A recap: At nine days old, Abby was diagnosed with tyrosinemia, a genetic condition whereby she lacks an enzyme to break down a protein amino acid called tyrosine. Untreated, the unprocessed tyrosine becomes toxic and attacks the liver. Untreated, it could be fatal.

Abby's taking a drug originally designed as a herbicide, of all things, called NTBC. It blocks tyrosine from breaking down to the toxic stage. But like a hose that's blocked, the flow of tyrosine backs up - it has to go somewhere. Too much tyrosine can cause neurological damage and vision problems. So even though her liver is more or less protected by the drug, the rest of her body is at risk.

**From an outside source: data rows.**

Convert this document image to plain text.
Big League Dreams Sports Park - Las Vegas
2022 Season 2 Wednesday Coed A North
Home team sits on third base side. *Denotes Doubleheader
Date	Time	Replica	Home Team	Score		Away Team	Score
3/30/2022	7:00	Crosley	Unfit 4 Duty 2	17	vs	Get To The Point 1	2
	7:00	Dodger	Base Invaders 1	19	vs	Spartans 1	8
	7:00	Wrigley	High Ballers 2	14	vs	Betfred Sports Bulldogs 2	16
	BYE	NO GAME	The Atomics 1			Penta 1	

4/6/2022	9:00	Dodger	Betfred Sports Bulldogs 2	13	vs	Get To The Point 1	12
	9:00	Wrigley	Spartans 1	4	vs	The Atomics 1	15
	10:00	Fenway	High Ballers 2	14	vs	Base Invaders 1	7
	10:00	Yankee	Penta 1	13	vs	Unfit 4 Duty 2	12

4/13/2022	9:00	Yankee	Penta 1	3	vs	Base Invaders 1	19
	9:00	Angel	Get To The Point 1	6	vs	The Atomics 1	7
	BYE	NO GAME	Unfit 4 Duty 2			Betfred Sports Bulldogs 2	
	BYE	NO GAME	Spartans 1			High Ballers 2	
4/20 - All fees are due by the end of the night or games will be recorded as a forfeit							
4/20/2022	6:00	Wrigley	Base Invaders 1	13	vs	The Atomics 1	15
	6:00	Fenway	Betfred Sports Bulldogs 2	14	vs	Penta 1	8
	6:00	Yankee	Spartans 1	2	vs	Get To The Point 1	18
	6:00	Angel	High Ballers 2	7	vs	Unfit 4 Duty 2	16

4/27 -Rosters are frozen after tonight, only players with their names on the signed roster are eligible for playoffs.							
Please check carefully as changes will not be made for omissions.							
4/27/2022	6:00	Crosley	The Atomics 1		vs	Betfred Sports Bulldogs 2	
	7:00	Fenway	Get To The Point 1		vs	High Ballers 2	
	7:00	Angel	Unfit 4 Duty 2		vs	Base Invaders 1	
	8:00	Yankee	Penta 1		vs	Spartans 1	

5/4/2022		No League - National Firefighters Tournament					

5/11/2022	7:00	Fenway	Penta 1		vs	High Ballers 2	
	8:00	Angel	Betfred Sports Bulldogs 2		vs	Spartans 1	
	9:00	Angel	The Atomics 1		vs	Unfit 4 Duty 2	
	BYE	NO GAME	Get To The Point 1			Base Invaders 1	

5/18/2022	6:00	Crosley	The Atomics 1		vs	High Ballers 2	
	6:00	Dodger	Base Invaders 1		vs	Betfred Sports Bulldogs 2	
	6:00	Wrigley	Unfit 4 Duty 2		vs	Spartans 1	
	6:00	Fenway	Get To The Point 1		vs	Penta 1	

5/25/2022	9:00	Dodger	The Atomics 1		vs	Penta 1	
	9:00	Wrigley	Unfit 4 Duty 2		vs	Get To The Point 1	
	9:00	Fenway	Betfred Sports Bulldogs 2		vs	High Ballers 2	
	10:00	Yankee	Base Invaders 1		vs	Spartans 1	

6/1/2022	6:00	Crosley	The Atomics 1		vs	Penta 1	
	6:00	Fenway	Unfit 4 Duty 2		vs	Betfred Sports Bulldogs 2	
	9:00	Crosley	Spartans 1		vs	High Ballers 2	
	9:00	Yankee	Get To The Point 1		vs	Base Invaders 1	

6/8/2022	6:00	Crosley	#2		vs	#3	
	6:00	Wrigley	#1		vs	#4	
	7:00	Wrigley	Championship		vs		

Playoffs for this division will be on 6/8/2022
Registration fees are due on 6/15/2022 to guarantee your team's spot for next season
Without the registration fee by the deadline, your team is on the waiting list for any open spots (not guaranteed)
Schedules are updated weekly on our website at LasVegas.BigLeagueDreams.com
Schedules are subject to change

For the past year, Abby has been on a low-protein diet, taking her NTBC, and drinking a special formula that gets the protein into her without the tyrosine.

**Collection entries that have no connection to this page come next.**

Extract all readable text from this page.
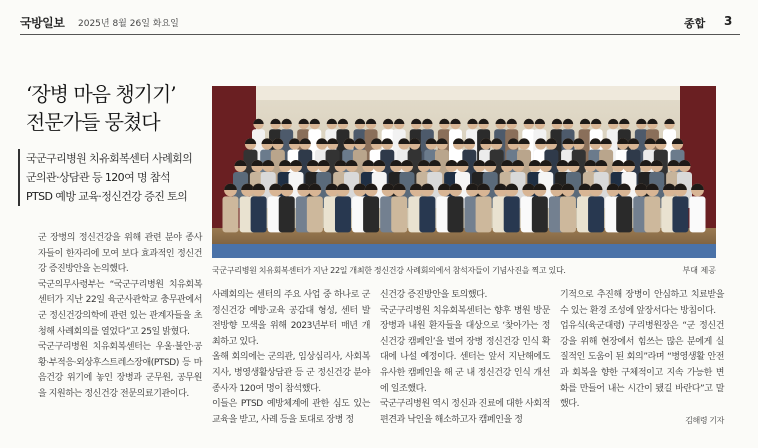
국방일보 2025년 8월 26일 화요일	종합 3
‘장병 마음 챙기기’
전문가들 뭉쳤다
국군구리병원 치유회복센터 사례회의
군의관·상담관 등 120여 명 참석
PTSD 예방 교육·정신건강 증진 토의
국군구리병원 치유회복센터가 지난 22일 개최한 정신건강 사례회의에서 참석자들이 기념사진을 찍고 있다.	부대 제공

군 장병의 정신건강을 위해 관련 분야 종사자들이 한자리에 모여 보다 효과적인 정신건강 증진방안을 논의했다.

국군의무사령부는 “국군구리병원 치유회복센터가 지난 22일 육군사관학교 충무관에서 군 정신건강의학에 관련 있는 관계자들을 초청해 사례회의를 열었다”고 25일 밝혔다.

국군구리병원 치유회복센터는 우울·불안·공황·부적응·외상후스트레스장애(PTSD) 등 마음건강 위기에 놓인 장병과 군무원, 공무원을 지원하는 정신건강 전문의료기관이다.

사례회의는 센터의 주요 사업 중 하나로 군 정신건강 예방·교육 공감대 형성, 센터 발전방향 모색을 위해 2023년부터 매년 개최하고 있다.

올해 회의에는 군의관, 임상심리사, 사회복지사, 병영생활상담관 등 군 정신건강 분야 종사자 120여 명이 참석했다.

이들은 PTSD 예방체계에 관한 심도 있는 교육을 받고, 사례 등을 토대로 장병 정

신건강 증진방안을 토의했다.

국군구리병원 치유회복센터는 향후 병원 방문 장병과 내원 환자들을 대상으로 ‘찾아가는 정신건강 캠페인’을 벌여 장병 정신건강 인식 확대에 나설 예정이다. 센터는 앞서 지난해에도 유사한 캠페인을 해 군 내 정신건강 인식 개선에 일조했다.

국군구리병원 역시 정신과 진료에 대한 사회적 편견과 낙인을 해소하고자 캠페인을 정

기적으로 추진해 장병이 안심하고 치료받을 수 있는 환경 조성에 앞장서다는 방침이다.

업유식(육군대령) 구리병원장은 “군 정신건강을 위해 현장에서 힘쓰는 많은 분에게 실질적인 도움이 된 회의”라며 “병영생활 안전과 회복을 향한 구체적이고 지속 가능한 변화를 만들어 내는 시간이 됐길 바란다”고 말했다.

김해령 기자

So, no, she doesn't look sick. If it wasn't for the diet and the trips to Ste-Justine's in Montreal (only about every three months now), she would be like any other baby. Abby is bright, happy, gorgeous, active - a textbook baby.

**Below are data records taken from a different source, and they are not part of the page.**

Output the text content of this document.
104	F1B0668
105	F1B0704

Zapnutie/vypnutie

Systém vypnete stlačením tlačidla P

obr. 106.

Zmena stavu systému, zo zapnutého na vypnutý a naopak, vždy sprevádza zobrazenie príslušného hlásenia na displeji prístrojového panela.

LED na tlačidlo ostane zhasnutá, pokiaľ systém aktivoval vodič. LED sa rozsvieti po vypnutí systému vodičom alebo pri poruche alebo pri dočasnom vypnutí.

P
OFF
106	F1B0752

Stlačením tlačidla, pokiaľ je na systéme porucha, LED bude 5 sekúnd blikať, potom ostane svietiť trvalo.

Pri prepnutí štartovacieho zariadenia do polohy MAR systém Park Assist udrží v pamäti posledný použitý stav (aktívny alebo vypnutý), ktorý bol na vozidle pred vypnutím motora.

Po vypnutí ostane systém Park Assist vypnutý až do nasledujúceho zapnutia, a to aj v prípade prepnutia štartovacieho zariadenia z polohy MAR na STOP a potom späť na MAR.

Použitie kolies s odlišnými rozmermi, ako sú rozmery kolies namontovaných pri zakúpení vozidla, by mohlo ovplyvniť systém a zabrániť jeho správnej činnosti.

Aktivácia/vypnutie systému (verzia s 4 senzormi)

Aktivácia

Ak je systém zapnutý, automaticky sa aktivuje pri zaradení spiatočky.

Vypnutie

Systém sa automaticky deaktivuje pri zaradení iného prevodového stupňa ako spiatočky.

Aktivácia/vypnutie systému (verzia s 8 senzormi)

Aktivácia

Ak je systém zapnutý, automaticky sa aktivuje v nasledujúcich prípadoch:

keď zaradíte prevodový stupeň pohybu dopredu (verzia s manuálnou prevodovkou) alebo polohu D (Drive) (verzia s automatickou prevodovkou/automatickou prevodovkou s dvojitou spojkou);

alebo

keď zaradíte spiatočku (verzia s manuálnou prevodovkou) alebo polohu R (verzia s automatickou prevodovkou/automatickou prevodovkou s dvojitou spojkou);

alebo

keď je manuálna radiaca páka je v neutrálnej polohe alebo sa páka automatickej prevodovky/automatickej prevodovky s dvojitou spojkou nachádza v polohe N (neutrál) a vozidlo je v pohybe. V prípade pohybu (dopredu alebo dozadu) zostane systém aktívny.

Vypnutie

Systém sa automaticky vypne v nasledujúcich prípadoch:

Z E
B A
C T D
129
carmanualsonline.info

And yet, and yet... Throughout the past year, there has been an almost constant low-grade worry. Abby has been slow to crawl, only finally getting it together this past month. Was the delay caused by the tyrosinemia? Not likely. More likely it was because we can't keep ourselves from picking her up and carting Her Majesty wherever she wants to go.

But the crawling - she drags her left leg a bit. Nerve damage? Tyrosinemia?

Again, she's probably just doing things at her own speed.

Or maybe it's us. We're cautious, especially when it comes to food. We can only give her so much, each portion weighed out according to the amount of protein it contains. As a result, we tend to stick with the early food - the purées and pablums that we know she likes and can have a lot of. We can't just pass her a crust of pizza to gnaw on like we did with the other kids. No licks of ice cream for her, no cheese, no bagels, no chocolate - not ever.

Instead, she'll have her own "special" food - low-protein breads and pasta that we've started to work with. Peanut-free peanut butter. Cheese-less cheese. Even ordering this food through the (very helpful) CLSC has been an adventure. We ordered a crate of six boxes of cookies and ended up with six crates of six. Biscuits anyone?

It's fine for now. Abby is not yet aware of the joys of food. Pancakes and chocolate milk remain an unknown to her. The complications will arise once Abby is old enough to look around the table and see her siblings chowing on burgers while she snacks on carrots and rice-flour bread.

Eventually, it will be a matter of disciplining her so that when she is old enough, she'll stay away from the bad stuff. Her condition after all, is not like an allergy - one hot dog won't make her sick. It would add up, though, over time.

So, no, Abby's not sick. We're working hard to keep it that way.